The idea of trailers for TV shows is one that hasn’t been around too long. Then again, even multiple decades ago, TV would do preview shows that would showcase clips from a particular new series for the fall season. But you still couldn’t necessarily call them a trailer in the sense of a real production as you see now. With ABC recently announcing their 2014-15 TV schedule, they released high-quality trailers for various new shows that looked very much like ones you’d see in a movie house.
Nevertheless, what makes TV trailers stand apart from movie trailers is that they aren’t assaulting anyone with visceral action or skull-rattling audio in order to capture anyone’s attention. While we’re starting to see some of that movie-caliber action on TV now, trailers for more social dramas and comedies are considerably different and almost lean on the side of being conservative. Any chance of them screening in a movie house would perhaps raise eyebrows that they aren’t worthy of comparing to the bevy of movie trailers playing first.
As red-band movie trailers continue to become controversially easy to access on just about every movie website, you have to wonder what cable TV is considering doing with the TV trailer. Even network TV shows are seemingly being filmed with profanity and sex scenes intact, then edited when they air. This way they’re ready for the official Blu-ray releases with all the elements of cable already in place. In that regard, just how far will the TV trailer evolve online?
TV Trailers as Improvements Over Movie Trailers
Those who attend movies regularly in a theater know that movie trailers seem stuck in a rut of the same old formula. The narrations are still the same, the loudness is the same, and so are all the explosions and scenes giving most of the plot away. It may be at the point now where the audience attending just turn off most of the trailers and catch up on their text messages while they play out. And it doesn’t matter how much louder trailers become, because people are so used to it now, they tune it out.
It’s one reason why I’ve written before about the how trailers should try complete silence to grab people’s attention with something unexpected. A few have tried this to good effect and winning over audiences to actually go see the film later.
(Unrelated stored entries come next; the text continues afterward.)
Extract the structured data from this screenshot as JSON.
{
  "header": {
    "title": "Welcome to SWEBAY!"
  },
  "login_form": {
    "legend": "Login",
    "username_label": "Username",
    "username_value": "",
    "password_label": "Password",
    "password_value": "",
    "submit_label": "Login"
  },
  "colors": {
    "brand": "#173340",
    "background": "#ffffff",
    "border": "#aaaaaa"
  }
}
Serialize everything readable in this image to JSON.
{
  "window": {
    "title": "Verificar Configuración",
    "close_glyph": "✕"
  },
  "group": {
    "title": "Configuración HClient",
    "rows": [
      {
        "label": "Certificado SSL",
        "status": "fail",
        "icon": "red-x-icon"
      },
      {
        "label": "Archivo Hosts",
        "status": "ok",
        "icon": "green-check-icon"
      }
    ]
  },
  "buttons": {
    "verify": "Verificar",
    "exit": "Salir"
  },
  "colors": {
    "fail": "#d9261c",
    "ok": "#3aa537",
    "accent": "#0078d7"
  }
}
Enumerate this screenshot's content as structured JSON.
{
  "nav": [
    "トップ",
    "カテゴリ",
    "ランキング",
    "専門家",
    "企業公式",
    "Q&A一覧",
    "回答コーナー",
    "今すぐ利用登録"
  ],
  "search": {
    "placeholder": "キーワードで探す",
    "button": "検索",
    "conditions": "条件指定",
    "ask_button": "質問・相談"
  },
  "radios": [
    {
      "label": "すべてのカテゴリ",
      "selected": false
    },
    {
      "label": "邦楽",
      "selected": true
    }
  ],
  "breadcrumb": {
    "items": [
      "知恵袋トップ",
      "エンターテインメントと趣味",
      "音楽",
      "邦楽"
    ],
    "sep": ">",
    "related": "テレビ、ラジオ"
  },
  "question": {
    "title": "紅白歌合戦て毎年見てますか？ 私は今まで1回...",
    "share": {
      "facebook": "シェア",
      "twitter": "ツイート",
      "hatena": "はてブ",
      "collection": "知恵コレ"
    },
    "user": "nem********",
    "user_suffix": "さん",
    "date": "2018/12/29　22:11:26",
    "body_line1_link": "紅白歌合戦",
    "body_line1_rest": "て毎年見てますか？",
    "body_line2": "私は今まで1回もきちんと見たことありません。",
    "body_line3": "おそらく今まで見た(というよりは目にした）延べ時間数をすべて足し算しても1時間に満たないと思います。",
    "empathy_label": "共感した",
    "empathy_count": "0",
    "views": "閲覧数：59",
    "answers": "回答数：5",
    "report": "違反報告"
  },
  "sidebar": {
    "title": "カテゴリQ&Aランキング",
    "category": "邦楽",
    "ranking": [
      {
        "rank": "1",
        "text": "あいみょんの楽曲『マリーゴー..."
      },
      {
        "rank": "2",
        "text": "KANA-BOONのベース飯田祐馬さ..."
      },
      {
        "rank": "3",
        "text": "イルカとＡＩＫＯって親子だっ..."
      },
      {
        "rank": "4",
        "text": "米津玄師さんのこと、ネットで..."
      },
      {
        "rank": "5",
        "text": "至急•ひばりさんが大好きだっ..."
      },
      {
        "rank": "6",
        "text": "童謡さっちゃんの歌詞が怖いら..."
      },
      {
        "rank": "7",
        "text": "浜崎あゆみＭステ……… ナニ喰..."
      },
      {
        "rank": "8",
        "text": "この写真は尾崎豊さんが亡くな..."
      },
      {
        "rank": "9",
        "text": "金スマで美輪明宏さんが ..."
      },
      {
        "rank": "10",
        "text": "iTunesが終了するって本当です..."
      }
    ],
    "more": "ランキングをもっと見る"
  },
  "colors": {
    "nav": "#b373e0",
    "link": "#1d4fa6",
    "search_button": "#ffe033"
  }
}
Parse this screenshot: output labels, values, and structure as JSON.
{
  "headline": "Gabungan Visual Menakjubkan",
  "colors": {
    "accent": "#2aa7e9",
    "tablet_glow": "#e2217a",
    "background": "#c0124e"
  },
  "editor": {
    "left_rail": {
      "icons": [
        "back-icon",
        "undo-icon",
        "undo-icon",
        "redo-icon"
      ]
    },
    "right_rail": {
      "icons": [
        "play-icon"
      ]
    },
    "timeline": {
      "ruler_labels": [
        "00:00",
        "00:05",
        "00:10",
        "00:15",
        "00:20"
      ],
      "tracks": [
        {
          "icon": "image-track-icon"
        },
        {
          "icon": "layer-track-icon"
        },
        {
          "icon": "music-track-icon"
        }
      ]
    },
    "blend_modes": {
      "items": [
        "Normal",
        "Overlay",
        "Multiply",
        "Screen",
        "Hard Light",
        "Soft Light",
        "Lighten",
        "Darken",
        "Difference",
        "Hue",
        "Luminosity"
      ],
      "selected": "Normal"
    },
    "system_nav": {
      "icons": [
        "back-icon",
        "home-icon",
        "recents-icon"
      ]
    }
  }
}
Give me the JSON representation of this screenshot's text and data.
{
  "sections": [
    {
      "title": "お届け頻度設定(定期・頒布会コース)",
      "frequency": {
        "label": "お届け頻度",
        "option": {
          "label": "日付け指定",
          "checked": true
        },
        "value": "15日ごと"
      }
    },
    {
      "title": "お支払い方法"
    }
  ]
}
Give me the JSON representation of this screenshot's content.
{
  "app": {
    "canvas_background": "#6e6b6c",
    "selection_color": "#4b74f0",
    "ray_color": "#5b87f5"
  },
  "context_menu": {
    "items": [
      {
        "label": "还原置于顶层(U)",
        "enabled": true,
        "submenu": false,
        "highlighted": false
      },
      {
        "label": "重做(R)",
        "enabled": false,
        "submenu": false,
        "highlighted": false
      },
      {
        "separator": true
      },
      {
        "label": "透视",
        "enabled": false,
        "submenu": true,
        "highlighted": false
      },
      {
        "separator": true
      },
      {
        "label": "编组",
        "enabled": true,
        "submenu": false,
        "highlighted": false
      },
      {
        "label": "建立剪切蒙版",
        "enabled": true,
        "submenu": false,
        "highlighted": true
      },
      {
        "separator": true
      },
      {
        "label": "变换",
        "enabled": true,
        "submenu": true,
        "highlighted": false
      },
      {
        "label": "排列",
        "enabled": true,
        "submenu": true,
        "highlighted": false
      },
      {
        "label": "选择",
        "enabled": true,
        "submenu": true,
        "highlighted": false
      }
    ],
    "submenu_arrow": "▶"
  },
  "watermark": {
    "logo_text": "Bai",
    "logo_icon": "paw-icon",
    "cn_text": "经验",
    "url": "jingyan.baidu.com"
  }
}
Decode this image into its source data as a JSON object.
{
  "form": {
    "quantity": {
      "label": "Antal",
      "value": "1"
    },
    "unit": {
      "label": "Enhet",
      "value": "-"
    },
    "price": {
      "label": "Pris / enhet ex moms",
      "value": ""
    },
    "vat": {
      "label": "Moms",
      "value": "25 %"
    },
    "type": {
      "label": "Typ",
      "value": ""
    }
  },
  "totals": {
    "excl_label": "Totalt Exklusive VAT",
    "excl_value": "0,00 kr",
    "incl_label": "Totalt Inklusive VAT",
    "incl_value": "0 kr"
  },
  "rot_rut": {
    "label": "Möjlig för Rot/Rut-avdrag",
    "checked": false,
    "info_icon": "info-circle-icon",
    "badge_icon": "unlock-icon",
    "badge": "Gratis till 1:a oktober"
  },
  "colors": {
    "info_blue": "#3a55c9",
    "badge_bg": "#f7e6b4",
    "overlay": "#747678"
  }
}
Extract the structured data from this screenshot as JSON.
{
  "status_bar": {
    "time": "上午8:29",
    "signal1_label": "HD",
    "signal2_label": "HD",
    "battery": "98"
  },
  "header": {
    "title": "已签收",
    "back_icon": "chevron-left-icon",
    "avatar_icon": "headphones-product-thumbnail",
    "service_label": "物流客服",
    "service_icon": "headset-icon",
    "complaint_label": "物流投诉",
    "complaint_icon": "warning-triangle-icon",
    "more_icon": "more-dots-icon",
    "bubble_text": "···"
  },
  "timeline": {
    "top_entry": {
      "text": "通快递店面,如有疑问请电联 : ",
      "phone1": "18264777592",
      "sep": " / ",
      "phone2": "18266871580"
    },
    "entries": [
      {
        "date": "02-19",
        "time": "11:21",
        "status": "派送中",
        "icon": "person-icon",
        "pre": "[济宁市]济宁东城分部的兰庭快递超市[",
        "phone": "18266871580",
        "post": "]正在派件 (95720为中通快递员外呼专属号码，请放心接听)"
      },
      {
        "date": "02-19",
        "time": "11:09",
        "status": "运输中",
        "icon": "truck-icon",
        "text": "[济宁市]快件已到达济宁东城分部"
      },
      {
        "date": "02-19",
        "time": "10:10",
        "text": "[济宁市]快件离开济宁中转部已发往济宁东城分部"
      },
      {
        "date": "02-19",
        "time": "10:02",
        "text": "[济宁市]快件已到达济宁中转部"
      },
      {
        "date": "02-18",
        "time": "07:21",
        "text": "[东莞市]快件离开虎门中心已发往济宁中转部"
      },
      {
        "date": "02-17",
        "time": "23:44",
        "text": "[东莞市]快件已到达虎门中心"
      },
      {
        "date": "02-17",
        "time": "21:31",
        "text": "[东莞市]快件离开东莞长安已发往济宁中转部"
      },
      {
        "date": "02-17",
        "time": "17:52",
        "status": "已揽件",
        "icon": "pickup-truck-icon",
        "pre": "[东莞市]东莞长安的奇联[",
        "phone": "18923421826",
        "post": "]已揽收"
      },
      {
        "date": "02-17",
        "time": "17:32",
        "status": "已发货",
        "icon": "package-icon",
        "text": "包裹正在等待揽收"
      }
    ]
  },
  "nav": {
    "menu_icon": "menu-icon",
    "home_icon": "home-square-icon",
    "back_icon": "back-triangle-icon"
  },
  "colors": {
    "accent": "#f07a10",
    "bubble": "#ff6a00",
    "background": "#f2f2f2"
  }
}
For television, the advantage of a TV trailer is that you have many episodes to extract scenes from so nothing pivotal will be given away. Some of the new trailers for this year’s upcoming shows are very well done and compel you to want to watch. Most of them are also quite calm and play up character development rather than hyper action or trying to get you to look up for a second from your smartphone. This already works well for those in the workplace where it’s getting increasingly more challenging to look at media without being disruptive or worrying about offending someone.
Much of that comes in the red-band trailer world that attracts most eyes lately. With workplace protocol yet to be enacted for increasingly nasty red-band movie trailers, will TV eventually go the red-band route so they don’t feel left behind?
Cable Show Trailers Going Red-Band
We’d expect cable to release red-band trailers first considering they have more sex, profanity, and violence than even general movies do nowadays. Perhaps it’s detrimental for cable to place too much emphasis on being “red-band” when it may detract away from the brilliant character studies shows on HBO and Showtime are bringing us lately. A trailer for “True Detective”, for instance, possibly would have played up all the chase scenes and violence rather than realizing the fascinating character analysis and dialogue.
It’s also risky for network TV to try red-band trailers based squarely on how you won’t see the adult aspects on the initial airing. For some, they may get a kick out of seeing where the networks have to make the edits in order to make it suitable for commercial TV. At least everyone would know what would be available on the Blu-ray box set later.
No matter your personal opinion on the harm red-band trailers are doing, it seems inevitable someone is going to try it for television eventually to capture more sophisticated audiences. When they do, watching any media in public places where people oversee or hear it will become a whole other social problem. At the same time, it’s also indicative of TV becoming the new movie theater. It’s all because a TV trailer can draw you in thanks to our eyes drawing ever closer to our monitors and smartphone screens.